Pre-computed embeddings not downloading? #20

Open ddofer opened 2 weeks ago

ddofer commented 2 weeks ago

Pre-computed embeddings of Contriever/MedCPT/SPECTER on PubMed/Textbooks/Wikipedia will be now be automatically downloaded when initializing a MedRAG object for the first time.

When running on MedCorp, pre-computed embeddings are not downloaded. Instead they are calced locally. (I see them being found 1 by one on Pubmed, nvm other sources).

medrag = MedRAG(llm_name=LL_NAME, rag=True, 
                retriever_name="MedCPT",
                 corpus_name="MedCorp", # 3.5 hours
                corpus_cache=True,HNSW=True
               )
answer, snippets, scores = medrag.answer(question=question, options=options, k=12)

[In progress] Embedding the pubmed corpus with the ncbi/MedCPT-Article-Encoder retriever...
No sentence-transformers model found with name ncbi/MedCPT-Article-Encoder. Creating a new one with CLS pooling.
  4%|███▍                                                                                        | 44/1166 [02:46<5:35:22, 17.93s/it]

Environment: WSL2. Corpuses already downloaded previously and indexed with BM25 (including medcorp and Textbooks, Statpearls)
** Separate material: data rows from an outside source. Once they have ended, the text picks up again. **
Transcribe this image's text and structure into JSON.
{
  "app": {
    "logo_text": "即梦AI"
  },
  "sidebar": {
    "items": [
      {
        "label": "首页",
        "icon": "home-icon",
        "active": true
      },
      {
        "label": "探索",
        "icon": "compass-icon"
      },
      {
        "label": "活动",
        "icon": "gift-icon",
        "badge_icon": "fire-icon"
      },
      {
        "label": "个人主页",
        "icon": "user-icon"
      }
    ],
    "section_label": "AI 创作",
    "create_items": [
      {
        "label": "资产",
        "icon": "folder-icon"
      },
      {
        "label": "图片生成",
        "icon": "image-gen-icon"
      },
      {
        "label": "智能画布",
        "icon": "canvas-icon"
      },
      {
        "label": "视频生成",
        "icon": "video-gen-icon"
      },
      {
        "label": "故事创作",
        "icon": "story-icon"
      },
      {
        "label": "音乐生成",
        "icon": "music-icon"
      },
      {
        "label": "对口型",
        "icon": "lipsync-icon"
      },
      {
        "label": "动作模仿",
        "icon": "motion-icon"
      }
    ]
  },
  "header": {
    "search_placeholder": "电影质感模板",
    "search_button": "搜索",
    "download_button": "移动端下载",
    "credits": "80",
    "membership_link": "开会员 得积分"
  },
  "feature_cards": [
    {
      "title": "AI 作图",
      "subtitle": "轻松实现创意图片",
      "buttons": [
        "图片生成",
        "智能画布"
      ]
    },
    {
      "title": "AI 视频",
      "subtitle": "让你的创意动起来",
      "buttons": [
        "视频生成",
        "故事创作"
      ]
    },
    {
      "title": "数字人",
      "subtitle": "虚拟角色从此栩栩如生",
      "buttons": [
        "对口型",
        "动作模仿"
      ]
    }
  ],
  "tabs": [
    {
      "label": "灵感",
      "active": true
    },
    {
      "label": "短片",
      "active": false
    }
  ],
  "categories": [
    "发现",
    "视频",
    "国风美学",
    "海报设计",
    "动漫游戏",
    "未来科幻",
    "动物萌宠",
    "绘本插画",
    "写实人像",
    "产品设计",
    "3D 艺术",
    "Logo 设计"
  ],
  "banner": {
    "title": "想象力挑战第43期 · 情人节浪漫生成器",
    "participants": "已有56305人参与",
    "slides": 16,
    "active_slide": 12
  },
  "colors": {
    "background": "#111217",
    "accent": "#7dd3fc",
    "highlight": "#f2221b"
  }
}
multydoffer commented 2 weeks ago

where to download the corps?

ddofer commented 2 weeks ago

Issue may relate to an interrupted download or previous partial indexing. But unsure

Teddy-XiongGZ commented 2 weeks ago

Please remove the current embedding folder and try the code again. The pre-computed embeddings won't be downloaded if there is an embedding directory already (see https://github.com/Teddy-XiongGZ/MedRAG/blob/main/src/utils.py#L164).